Bystro's default output format is a tab-separated text file.

It has 17 common fields (chrom, pos, type, discordant, alt, trTv, heterozygotes, heterozygosity, homozygotes, homozygosity, missingGenos, missingness, ac, an, sampleMaf, vcfPos, id) , and an unlimited number of "track" fields, which are directly taken from the genome build YAML configuration file (e.g. "hg19.yml") that defines those "tracks". "Tracks" are best thought of as database sources, which contain either a single value for a given position in the genome ("score" tracks, which output either a scalar or vector), or dictionaries of such values. We'll get into a longer explanation of tracks and how they map to output values, but for now let's use an example, so that we can focus the discussion on how to parse these data.

Parsing strategy

Bystro has a few value delimiters, which can be parsed in a consistent manner to go from output tsv to a dictionary or other favorite data structure.
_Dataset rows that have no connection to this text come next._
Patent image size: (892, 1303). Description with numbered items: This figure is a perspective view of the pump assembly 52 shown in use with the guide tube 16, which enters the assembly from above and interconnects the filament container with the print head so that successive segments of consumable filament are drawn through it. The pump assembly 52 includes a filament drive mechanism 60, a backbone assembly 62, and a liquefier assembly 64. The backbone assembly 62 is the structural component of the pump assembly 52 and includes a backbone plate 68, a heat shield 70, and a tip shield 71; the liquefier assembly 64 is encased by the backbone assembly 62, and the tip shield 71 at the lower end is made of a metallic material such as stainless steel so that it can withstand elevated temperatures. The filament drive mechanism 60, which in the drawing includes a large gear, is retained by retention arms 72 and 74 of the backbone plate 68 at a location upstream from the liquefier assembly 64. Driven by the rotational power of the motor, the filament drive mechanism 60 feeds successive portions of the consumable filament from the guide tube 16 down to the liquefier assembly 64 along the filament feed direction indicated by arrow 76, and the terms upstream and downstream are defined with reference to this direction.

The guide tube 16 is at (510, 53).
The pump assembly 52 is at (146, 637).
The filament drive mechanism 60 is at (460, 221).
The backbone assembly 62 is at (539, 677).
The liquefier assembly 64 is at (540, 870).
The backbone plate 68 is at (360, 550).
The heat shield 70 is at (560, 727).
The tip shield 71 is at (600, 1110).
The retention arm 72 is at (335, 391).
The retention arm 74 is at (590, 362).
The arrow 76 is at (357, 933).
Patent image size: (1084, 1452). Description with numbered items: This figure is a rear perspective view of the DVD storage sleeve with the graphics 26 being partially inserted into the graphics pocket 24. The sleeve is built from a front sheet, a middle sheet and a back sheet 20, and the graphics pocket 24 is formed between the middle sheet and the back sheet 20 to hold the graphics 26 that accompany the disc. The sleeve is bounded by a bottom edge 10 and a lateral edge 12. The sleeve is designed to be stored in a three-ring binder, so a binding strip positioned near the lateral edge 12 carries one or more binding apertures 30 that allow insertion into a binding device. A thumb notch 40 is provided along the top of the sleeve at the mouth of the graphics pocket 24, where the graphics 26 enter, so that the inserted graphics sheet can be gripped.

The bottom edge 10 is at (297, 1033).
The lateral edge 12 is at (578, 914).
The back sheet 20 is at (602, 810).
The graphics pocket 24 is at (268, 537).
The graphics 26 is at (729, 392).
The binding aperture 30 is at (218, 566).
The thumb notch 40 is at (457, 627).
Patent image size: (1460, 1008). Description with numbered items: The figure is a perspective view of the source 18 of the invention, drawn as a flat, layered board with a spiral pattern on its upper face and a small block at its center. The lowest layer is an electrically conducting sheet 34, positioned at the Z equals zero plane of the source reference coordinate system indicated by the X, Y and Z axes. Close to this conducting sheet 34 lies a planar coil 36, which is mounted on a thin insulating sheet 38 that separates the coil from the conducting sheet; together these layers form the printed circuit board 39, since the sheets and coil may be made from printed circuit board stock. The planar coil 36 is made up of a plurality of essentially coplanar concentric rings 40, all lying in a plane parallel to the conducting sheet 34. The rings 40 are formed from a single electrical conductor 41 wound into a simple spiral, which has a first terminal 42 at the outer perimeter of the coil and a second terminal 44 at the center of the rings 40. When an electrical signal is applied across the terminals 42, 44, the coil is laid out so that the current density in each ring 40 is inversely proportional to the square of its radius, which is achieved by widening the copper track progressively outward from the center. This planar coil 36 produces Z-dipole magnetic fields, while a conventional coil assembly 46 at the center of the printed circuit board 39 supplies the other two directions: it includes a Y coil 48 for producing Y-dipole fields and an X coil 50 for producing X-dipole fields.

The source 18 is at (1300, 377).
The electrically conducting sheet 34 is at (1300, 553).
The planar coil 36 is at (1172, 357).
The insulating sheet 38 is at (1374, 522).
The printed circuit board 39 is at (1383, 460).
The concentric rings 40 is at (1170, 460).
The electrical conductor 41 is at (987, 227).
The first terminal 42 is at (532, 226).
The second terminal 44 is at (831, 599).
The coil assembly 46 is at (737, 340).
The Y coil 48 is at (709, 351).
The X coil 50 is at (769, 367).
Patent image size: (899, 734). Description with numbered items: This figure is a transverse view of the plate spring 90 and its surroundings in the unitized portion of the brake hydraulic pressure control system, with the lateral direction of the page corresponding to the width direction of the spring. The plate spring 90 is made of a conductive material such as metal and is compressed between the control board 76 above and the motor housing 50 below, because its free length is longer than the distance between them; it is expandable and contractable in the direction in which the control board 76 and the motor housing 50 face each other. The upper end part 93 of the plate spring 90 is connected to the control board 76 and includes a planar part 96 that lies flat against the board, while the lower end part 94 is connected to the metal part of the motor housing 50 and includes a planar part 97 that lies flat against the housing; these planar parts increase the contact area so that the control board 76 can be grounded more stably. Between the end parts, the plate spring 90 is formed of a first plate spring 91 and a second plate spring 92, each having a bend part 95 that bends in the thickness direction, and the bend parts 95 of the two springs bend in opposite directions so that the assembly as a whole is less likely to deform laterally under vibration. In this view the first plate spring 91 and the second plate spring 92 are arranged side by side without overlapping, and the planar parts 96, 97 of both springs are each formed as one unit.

Bystro's guiding principle in output is that it is lossless; any relationship stored in the annotation database can be recovered entirely by parsing the tsv.

";" - the vector value delimiter

The value delimiter signifies a vector value.

For instance in the below image, we have 2 samples that are heterozygous at a mutation site, and we denote that there are 2 values with ";":

Screenshot 2023-08-23 at 8 21 19 AM

"|"

The pipe ("|") delimiter signifies is used only to separate insertion and deletion values. For insertions, which are a new mutation between two reference nucleotides, Bystro outputs 2 values for every track, separated by a "|", one for the disrupted reference base, and one for the next nucleotide (which is also disrupted by the insertion).

For example, in the attached image the refSeq track has a Bystro-generated "siteType" field, which calculates what functional role this position in the genome has, e.g. "intronic" for an intron, "exotic" for an exon, etc. Here both bases disrupted by the intron are intronic:

Screenshot 2023-08-23 at 8 41 03 AM

For deletions, Bystro provides values for every deleted position, up to 32 bases.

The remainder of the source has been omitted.